Image: island*atelier
The structure that houses this unique, waterfront restaurant and hotel was built in the 1940s by Jerome Reid on land which was bought from the Mount Standfast Plantation.  Reid was a mechanic by trade and was also a great fan of Western movies.  At that time it was the only garage on the West Coast of Barbados licensed to sell petrol and Reid called his business the "Lone Star of the West Coast".  At first Reid operated a single pump and carried out small repairs to motor vehicles but later he formed the Leeward Bus Company which ran up and down the coast: there is a metal bus licence from 1939 framed on a wall in the restaurant.  The pit that was used to repair the underside of the buses can be seen in the kitchen and is marked by Roman numerals in the wooden floor.

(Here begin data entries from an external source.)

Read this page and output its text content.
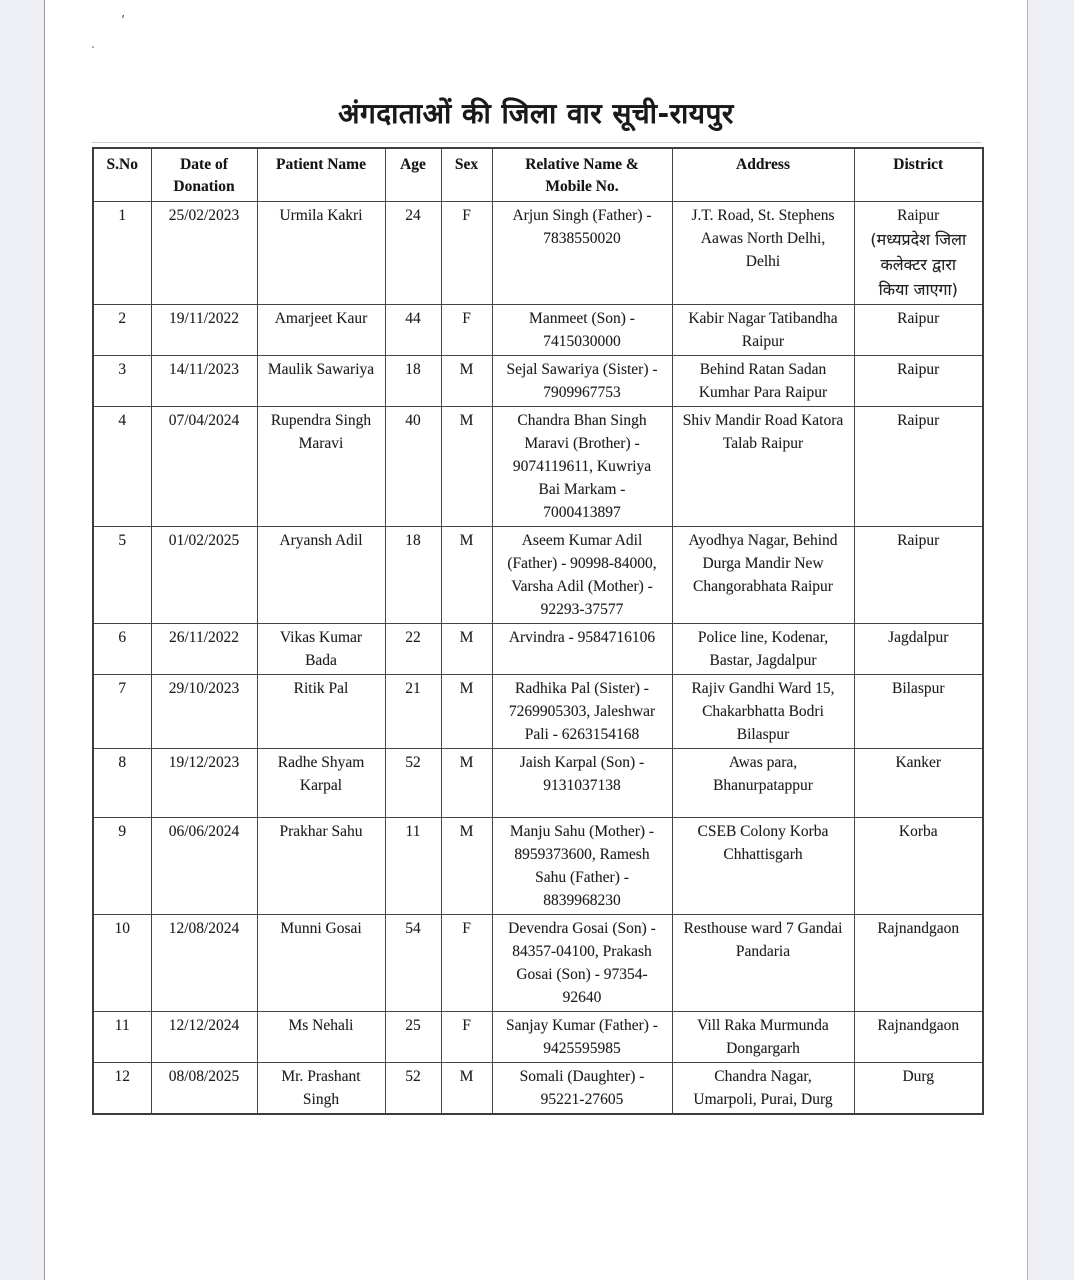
’
’
अंगदाताओं की जिला वार सूची-रायपुर
S.No	Date of Donation	Patient Name	Age	Sex	Relative Name & Mobile No.	Address	District
1	25/02/2023	Urmila Kakri	24	F	Arjun Singh (Father) - 7838550020	J.T. Road, St. Stephens Aawas North Delhi, Delhi	Raipur
(मध्यप्रदेश जिला कलेक्टर द्वारा किया जाएगा)

2	19/11/2022	Amarjeet Kaur	44	F	Manmeet (Son) - 7415030000	Kabir Nagar Tatibandha Raipur	Raipur

3	14/11/2023	Maulik Sawariya	18	M	Sejal Sawariya (Sister) - 7909967753	Behind Ratan Sadan Kumhar Para Raipur	Raipur

4	07/04/2024	Rupendra Singh Maravi	40	M	Chandra Bhan Singh Maravi (Brother) - 9074119611, Kuwriya Bai Markam - 7000413897	Shiv Mandir Road Katora Talab Raipur	Raipur

5	01/02/2025	Aryansh Adil	18	M	Aseem Kumar Adil (Father) - 90998-84000, Varsha Adil (Mother) - 92293-37577	Ayodhya Nagar, Behind Durga Mandir New Changorabhata Raipur	Raipur

6	26/11/2022	Vikas Kumar Bada	22	M	Arvindra - 9584716106	Police line, Kodenar, Bastar, Jagdalpur	Jagdalpur

7	29/10/2023	Ritik Pal	21	M	Radhika Pal (Sister) - 7269905303, Jaleshwar Pali - 6263154168	Rajiv Gandhi Ward 15, Chakarbhatta Bodri Bilaspur	Bilaspur

8	19/12/2023	Radhe Shyam Karpal	52	M	Jaish Karpal (Son) - 9131037138	Awas para, Bhanurpatappur	Kanker

9	06/06/2024	Prakhar Sahu	11	M	Manju Sahu (Mother) - 8959373600, Ramesh Sahu (Father) - 8839968230	CSEB Colony Korba Chhattisgarh	Korba

10	12/08/2024	Munni Gosai	54	F	Devendra Gosai (Son) - 84357-04100, Prakash Gosai (Son) - 97354-92640	Resthouse ward 7 Gandai Pandaria	Rajnandgaon

11	12/12/2024	Ms Nehali	25	F	Sanjay Kumar (Father) - 9425595985	Vill Raka Murmunda Dongargarh	Rajnandgaon

12	08/08/2025	Mr. Prashant Singh	52	M	Somali (Daughter) - 95221-27605	Chandra Nagar, Umarpoli, Purai, Durg	Durg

During the Second World War, Reid carved an air raid shelter under the garage in case he was attacked by German bombers and this coral stone cave is now one of the restaurant's storerooms.  After Reid's death, his partner Ralph Winston Hurley took over the business.  Hurley operated at the Lone Star and lived in the house next door until it was sold in 1996 to the present owner.  

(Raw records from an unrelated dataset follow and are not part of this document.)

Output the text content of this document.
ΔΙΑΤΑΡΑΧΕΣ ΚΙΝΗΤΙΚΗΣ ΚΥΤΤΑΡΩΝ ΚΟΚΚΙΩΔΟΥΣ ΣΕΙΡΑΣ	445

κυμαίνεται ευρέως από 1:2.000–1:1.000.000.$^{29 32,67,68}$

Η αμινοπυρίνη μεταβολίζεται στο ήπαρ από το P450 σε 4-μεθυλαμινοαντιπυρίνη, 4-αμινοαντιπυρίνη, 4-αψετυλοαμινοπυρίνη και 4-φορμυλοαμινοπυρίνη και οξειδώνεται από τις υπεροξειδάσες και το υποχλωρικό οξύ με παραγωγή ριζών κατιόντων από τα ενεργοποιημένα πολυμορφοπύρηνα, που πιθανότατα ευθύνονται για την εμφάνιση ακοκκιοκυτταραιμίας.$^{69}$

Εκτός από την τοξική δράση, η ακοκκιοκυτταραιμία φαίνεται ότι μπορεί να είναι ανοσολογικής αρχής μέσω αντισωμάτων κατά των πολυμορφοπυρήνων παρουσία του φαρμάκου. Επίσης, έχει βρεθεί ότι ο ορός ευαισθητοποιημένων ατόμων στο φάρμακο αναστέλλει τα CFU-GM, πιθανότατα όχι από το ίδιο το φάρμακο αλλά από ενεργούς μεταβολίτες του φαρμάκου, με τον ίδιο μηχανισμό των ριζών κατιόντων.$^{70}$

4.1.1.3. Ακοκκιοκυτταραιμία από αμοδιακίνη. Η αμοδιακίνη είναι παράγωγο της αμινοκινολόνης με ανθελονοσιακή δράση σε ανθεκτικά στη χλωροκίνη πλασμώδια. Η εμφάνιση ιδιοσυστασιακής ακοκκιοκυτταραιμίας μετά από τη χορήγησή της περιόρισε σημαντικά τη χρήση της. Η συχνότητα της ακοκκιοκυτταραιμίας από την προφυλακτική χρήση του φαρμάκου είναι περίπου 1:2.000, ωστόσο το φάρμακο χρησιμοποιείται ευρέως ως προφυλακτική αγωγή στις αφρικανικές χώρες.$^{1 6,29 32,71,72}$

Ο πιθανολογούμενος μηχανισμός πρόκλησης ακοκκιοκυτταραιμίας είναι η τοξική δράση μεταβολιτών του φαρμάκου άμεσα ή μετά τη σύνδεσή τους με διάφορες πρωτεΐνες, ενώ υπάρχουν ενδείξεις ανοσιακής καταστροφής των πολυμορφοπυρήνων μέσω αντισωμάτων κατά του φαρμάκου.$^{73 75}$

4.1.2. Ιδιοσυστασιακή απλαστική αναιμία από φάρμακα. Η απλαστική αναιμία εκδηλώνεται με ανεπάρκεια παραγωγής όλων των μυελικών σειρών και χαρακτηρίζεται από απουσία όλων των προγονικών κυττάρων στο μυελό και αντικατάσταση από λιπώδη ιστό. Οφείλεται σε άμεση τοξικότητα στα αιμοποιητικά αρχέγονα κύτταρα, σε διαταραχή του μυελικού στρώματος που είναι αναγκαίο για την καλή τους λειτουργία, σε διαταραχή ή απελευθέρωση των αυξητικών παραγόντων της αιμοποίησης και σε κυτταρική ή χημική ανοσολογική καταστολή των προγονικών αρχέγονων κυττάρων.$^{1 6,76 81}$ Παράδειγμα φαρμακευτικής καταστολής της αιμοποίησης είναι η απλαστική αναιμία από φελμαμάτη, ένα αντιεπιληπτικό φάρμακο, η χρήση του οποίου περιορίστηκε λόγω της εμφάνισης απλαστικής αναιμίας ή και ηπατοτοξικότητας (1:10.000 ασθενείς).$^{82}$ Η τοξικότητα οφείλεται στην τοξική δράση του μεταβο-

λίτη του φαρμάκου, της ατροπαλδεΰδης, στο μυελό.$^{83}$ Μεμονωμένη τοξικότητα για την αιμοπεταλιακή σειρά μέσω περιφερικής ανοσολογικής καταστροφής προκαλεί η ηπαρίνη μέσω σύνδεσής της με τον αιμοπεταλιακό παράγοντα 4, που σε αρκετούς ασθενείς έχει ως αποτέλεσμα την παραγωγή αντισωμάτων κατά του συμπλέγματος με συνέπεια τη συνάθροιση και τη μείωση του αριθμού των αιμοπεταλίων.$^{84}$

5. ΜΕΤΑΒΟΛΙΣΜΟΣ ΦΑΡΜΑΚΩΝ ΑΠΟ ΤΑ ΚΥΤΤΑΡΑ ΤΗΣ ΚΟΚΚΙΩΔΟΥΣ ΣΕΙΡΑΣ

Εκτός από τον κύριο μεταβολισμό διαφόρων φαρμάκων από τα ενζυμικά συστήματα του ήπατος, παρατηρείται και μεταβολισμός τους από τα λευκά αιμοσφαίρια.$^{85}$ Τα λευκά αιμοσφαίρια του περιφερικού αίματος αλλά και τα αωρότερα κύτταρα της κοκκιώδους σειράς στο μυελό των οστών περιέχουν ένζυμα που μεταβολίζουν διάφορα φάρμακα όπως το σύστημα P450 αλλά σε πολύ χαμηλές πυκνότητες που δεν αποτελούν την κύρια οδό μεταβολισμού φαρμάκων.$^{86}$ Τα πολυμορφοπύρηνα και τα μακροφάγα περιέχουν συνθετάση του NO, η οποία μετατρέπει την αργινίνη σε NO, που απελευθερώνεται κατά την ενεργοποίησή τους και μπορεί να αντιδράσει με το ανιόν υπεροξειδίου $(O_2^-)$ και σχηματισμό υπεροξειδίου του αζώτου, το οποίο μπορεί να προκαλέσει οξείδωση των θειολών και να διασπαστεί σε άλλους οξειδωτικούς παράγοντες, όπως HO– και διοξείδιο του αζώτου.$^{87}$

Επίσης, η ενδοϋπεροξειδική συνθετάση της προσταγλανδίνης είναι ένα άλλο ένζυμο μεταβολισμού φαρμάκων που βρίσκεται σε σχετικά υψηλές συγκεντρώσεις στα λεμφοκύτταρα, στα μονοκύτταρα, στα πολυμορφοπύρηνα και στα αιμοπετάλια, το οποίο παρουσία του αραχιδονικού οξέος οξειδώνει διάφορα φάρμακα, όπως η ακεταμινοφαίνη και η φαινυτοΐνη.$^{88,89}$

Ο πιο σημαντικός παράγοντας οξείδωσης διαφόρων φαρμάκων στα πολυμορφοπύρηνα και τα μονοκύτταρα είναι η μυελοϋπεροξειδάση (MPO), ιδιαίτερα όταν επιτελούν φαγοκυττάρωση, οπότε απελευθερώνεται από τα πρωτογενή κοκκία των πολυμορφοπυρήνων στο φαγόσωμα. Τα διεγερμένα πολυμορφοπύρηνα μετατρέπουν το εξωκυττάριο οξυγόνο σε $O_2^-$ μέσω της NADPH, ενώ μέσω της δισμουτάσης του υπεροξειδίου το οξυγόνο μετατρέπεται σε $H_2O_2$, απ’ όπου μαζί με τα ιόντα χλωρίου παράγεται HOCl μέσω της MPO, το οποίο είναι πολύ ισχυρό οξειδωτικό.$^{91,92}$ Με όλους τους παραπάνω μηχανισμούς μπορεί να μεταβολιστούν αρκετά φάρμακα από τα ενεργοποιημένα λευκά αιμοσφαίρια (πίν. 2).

The house in which the hotel is situated was originally owned by a Miss Ellis and called Ellisville.  The house was subsequently owned by Mrs Robertson of Robertson's Jams who was famous for water-skiing well into her 80s.  The present owner acquired the site in late 1997 and have continued the garage theme by naming the four suites in the hotel after automobiles: Ford, Lincoln, Buick and Studebaker.  Together the two buildings are now known as the Lone Star Restaurant and Hotel.